The University of Buckingham is calling on Press Gazette readers to help it mark Charles Dickens’ 200th birthday next February by sub-editing a huge archive of his journalism.
It has digitised Household Words and All The Year Round – the two magazines Dickens edited from 1850 until his death in 1870. And it has used text-recognition software to turn those scanned pages into words.
But each computer-generated transcript contains a number of errors and needs a human to put them right. That’s where you come in!
It’s an exercise in crowd-sourcing which has so far seen less than 10 per cent of the pages completed.
Although the articles are all un-bylined – this project could lead to a number of new Dickens works coming to light because other computer jiggery pokery is going to be deployed to identify pieces written by the great man based on identifiable patterns in his writing style.
The magazines sold between 40,000 and 100,000 copies a week and were thought to have about 30 readers per copy. This was in the days when a daily newspaper was reckoned to be motoring if it sold more than 10,000 copies.

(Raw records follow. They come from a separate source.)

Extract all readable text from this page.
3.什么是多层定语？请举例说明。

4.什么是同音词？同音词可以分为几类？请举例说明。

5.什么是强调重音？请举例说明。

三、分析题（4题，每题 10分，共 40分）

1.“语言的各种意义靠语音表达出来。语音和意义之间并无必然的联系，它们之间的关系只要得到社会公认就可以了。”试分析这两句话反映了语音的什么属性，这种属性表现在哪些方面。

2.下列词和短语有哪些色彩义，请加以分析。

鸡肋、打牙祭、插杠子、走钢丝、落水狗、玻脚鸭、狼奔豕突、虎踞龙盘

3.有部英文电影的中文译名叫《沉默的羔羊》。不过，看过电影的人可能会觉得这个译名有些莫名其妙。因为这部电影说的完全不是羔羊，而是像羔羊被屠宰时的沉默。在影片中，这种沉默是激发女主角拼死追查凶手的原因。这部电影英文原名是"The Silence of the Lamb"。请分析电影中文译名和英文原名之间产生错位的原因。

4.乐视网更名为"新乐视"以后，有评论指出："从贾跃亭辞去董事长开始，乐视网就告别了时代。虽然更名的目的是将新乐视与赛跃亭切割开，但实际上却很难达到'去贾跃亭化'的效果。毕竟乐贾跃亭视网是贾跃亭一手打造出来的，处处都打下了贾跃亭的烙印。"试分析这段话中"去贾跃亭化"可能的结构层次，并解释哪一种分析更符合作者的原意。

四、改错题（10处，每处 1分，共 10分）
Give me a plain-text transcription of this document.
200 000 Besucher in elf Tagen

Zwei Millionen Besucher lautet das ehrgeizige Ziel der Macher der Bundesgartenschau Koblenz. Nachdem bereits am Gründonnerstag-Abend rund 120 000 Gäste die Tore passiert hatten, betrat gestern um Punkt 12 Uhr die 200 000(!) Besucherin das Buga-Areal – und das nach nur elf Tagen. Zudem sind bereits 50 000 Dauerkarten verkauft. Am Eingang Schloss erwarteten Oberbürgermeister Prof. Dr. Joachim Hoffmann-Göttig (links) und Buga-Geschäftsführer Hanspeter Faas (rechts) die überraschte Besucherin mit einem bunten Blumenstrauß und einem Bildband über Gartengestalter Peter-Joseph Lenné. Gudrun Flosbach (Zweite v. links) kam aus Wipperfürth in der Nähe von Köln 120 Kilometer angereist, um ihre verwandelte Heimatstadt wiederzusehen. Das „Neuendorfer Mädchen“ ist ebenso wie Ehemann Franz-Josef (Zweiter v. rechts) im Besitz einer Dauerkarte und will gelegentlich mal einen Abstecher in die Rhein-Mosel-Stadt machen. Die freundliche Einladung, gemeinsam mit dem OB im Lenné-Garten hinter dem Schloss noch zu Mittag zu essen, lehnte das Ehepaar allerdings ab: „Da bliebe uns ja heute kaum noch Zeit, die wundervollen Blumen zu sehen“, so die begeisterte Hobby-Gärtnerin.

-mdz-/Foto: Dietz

There are more than a thousand 24-page magazines to correct – including some which serialised some of Dickens’ greatest works.
As an aside, apparently Dickens made around £170,000 a year from his magazines in today’s money – providing him with the bulk of his income. And staff-wise he had just two partners and a printer – no publisher or commercial team. An inspiration to journalists going it alone with their own publications today.